EMBL-EBI scientists and collaborators at Heidelberg University have developed CORNETO, a new computational tool that uses machine learning to gain meaningful insights from complex biological data. CORNETO enables users to extract molecular networks – maps of how genes, proteins, and signalling pathways interact – by combining experimental data from different samples and conditions with prior biological knowledge, such as signalling or metabolic networks. This can help us to better understand the mechanisms that lead a cell to be healthy or diseased.
Understanding how molecules interact inside our cells is key to uncovering the mechanisms that can go wrong, leading to disease. But as the types of omics data available to researchers grow in size and complexity, researchers often struggle to extract useful, meaningful patterns from them. CORNETO, which stands for Constrained Optimisation for the Recovery of NETworks from Omics, combines machine learning techniques with biological prior knowledge to simultaneously analyse multiple types of omics data, including transcriptomics, proteomics, and metabolomics.
"We wanted to solve a common challenge in systems biology: how to make sense of omics data when you have so much complex data available all at once," said Julio Saez-Rodriguez, Head of Research at EMBL-EBI and Professor on leave at Heidelberg University. "CORNETO helps by combining these complex data with prior information coming from biological databases to find patterns that are consistent, interpretable, and biologically meaningful."
Unified omics analyses
Traditionally, scientists analyse data from one condition at a time – for example, comparing healthy cells to diseased ones – and build separate interaction networks for each. But this approach can miss the bigger picture. CORNETO uses machine learning to analyse multiple samples or conditions together, highlighting biological processes that are shared across datasets, and pinpointing the differences between samples. CORNETO is also designed to allow researchers to customise it for specific use cases or extend it to new data types as needed.
"Using CORNETO is like finding the common threads in a tangled web," explained Pablo Rodríguez-Mier, postdoctoral researcher at Heidelberg University. "It helps researchers pull out the key biological processes that are happening across many samples and understand what's different or the same in each one."
Real-world applications
Using CORNETO is especially valuable to researchers working in fields like cancer research, where there are similarities across patients, but no two patients are exactly alike. To demonstrate this, the researchers used CORNETO to analyse gene expression data from multiple cancer patients to discover which specific intracellular signalling pathways were behaving abnormally.

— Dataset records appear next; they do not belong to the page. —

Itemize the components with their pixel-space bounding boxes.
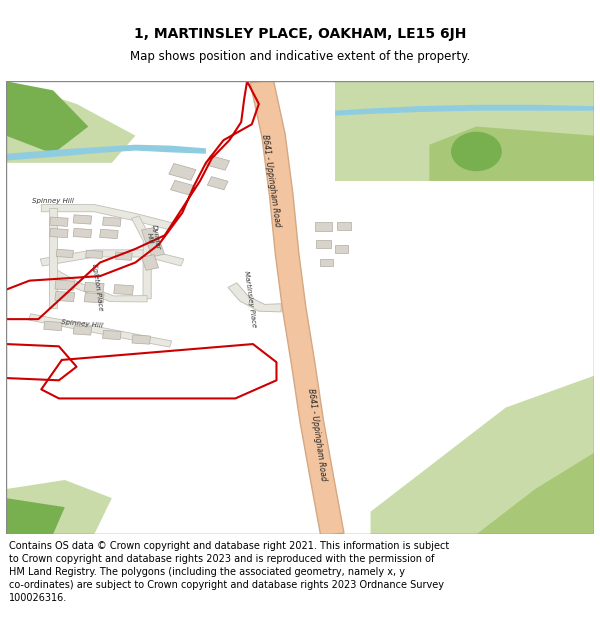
Polygon shape (86, 250, 103, 259)
Polygon shape (50, 269, 147, 302)
Polygon shape (430, 126, 594, 181)
Text: 1, MARTINSLEY PLACE, OAKHAM, LE15 6JH: 1, MARTINSLEY PLACE, OAKHAM, LE15 6JH (134, 28, 466, 41)
Polygon shape (73, 326, 92, 335)
Polygon shape (170, 181, 194, 195)
Polygon shape (314, 222, 332, 231)
Polygon shape (73, 228, 92, 238)
Text: Map shows position and indicative extent of the property.: Map shows position and indicative extent… (130, 50, 470, 62)
Polygon shape (335, 105, 594, 116)
Polygon shape (142, 228, 158, 243)
Polygon shape (115, 252, 132, 261)
Text: Spinney Hill: Spinney Hill (32, 198, 74, 204)
Polygon shape (29, 314, 172, 347)
Polygon shape (148, 241, 164, 257)
Text: Martinsley Place: Martinsley Place (243, 270, 257, 328)
Text: Contains OS data © Crown copyright and database right 2021. This information is : Contains OS data © Crown copyright and d… (9, 541, 449, 603)
Polygon shape (114, 284, 133, 295)
Polygon shape (337, 222, 352, 231)
Polygon shape (6, 81, 88, 154)
Polygon shape (6, 144, 206, 161)
Polygon shape (49, 208, 57, 308)
Polygon shape (103, 331, 121, 339)
Polygon shape (55, 280, 74, 290)
Polygon shape (250, 80, 344, 536)
Polygon shape (316, 240, 331, 249)
Polygon shape (50, 228, 68, 238)
Polygon shape (56, 249, 73, 258)
Text: Egleton Place: Egleton Place (91, 264, 103, 311)
Text: B641 - Uppingham Road: B641 - Uppingham Road (260, 134, 281, 228)
Polygon shape (228, 283, 281, 312)
Polygon shape (6, 480, 112, 534)
Text: B641 - Uppingham Road: B641 - Uppingham Road (305, 388, 328, 481)
Polygon shape (335, 245, 347, 252)
Polygon shape (132, 335, 151, 344)
Polygon shape (335, 81, 594, 181)
Polygon shape (142, 254, 158, 271)
Text: Spinney Hill: Spinney Hill (61, 319, 104, 329)
Polygon shape (103, 217, 121, 226)
Polygon shape (85, 292, 104, 303)
Polygon shape (371, 376, 594, 534)
Polygon shape (44, 321, 62, 331)
Polygon shape (100, 229, 118, 239)
Polygon shape (50, 217, 68, 226)
Polygon shape (320, 259, 333, 266)
Polygon shape (131, 216, 151, 299)
Polygon shape (73, 215, 92, 224)
Circle shape (452, 132, 501, 171)
Polygon shape (6, 498, 65, 534)
Polygon shape (6, 81, 136, 162)
Polygon shape (85, 282, 104, 292)
Polygon shape (206, 156, 230, 170)
Polygon shape (476, 452, 594, 534)
Text: Dynner
Hill: Dynner Hill (145, 224, 161, 251)
Polygon shape (41, 204, 172, 230)
Polygon shape (40, 250, 184, 266)
Polygon shape (169, 164, 196, 180)
Polygon shape (208, 177, 228, 190)
Polygon shape (55, 291, 74, 302)
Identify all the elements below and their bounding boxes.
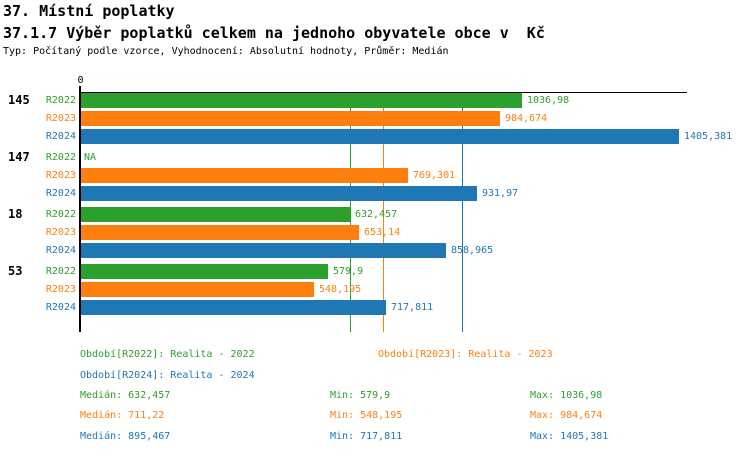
bar-value-label: 653,14 — [364, 227, 401, 238]
stat-max: Max: 984,674 — [530, 410, 603, 421]
stat-median: Medián: 895,467 — [80, 431, 171, 442]
series-row-label: R2023 — [45, 227, 76, 238]
bar-row: R2023 653,14 — [46, 225, 687, 240]
series-row-label: R2023 — [45, 170, 76, 181]
stat-median: Medián: 711,22 — [80, 410, 165, 421]
stat-min: Min: 579,9 — [330, 390, 391, 401]
stat-max: Max: 1405,381 — [530, 431, 609, 442]
bar-row: R2023 769,301 — [46, 168, 687, 183]
report-title: 37. Místní poplatky — [3, 2, 175, 20]
bar-chart-plot-area: R2022 145 1036,98 R2023 984,674 R2024 1405,381… — [8, 92, 732, 332]
axis-tick-label-zero: 0 — [77, 75, 84, 86]
axis-tick-mark — [79, 86, 81, 92]
bar-row: R2022 53 579,9 — [8, 264, 687, 279]
series-row-label: R2022 — [45, 95, 76, 106]
median-line-r2022 — [350, 93, 351, 332]
report-subtitle: 37.1.7 Výběr poplatků celkem na jednoho … — [3, 24, 545, 42]
bar-row: R2024 1405,381 — [46, 129, 732, 144]
bar — [81, 243, 446, 258]
series-row-label: R2023 — [45, 284, 76, 295]
bar-row: R2022 147 NA — [8, 150, 687, 165]
bar — [81, 186, 477, 201]
series-row-label: R2024 — [45, 131, 76, 142]
bar-value-label: 1036,98 — [527, 95, 570, 106]
bar-value-label: 717,811 — [391, 302, 434, 313]
stat-median: Medián: 632,457 — [80, 390, 171, 401]
stat-min: Min: 548,195 — [330, 410, 403, 421]
bar-row: R2023 548,195 — [46, 282, 687, 297]
na-label: NA — [84, 152, 97, 163]
median-line-r2024 — [462, 93, 463, 332]
bar-value-label: 1405,381 — [684, 131, 733, 142]
stat-max: Max: 1036,98 — [530, 390, 603, 401]
legend-item: Období[R2024]: Realita - 2024 — [80, 370, 255, 381]
group-label: 53 — [8, 264, 23, 278]
bar-group-147: R2022 147 NA R2023 769,301 R2024 931,97 — [8, 150, 687, 201]
legend-item: Období[R2022]: Realita - 2022 — [80, 349, 255, 360]
series-row-label: R2022 — [45, 266, 76, 277]
group-label: 147 — [8, 150, 30, 164]
bar-value-label: 632,457 — [355, 209, 398, 220]
bar — [81, 129, 679, 144]
stat-min: Min: 717,811 — [330, 431, 403, 442]
series-row-label: R2022 — [45, 209, 76, 220]
bar — [81, 282, 314, 297]
bar — [81, 93, 522, 108]
bar-group-18: R2022 18 632,457 R2023 653,14 R2024 858,965 — [8, 207, 687, 258]
bar-value-label: 858,965 — [451, 245, 494, 256]
bar-value-label: 579,9 — [333, 266, 364, 277]
legend-item: Období[R2023]: Realita - 2023 — [378, 349, 553, 360]
bar-value-label: 984,674 — [505, 113, 548, 124]
bar — [81, 168, 408, 183]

Using only transcriptomics data, CORNETO identified key deregulated kinases, enzymes that regulate cell signalling, which were also detected independently using phosphoproteomics. The resulting networks revealed both shared pathways and patient-specific differences, a step toward the kinds of insights that could one day support personalised treatment strategies.
CORNETO is also currently being used in the EU research project DECIDER to identify deregulated signalling pathways associated with chemotherapy resistance in ovarian cancer patients.
The researchers also used CORNETO to analyse metabolic pathways in yeast strains in which different genes were inactivated. Here, CORNETO was able to find the key processes the yeast cells were using to survive and grow. Understanding these essential processes could help scientists design better yeast strains for making biofuels and other products for industrial manufacturing.
Open-source and ready to use
CORNETO is available as open-source software on GitHub . Here, you can also find tutorials, example datasets, and modular code to adapt CORNETO to your needs.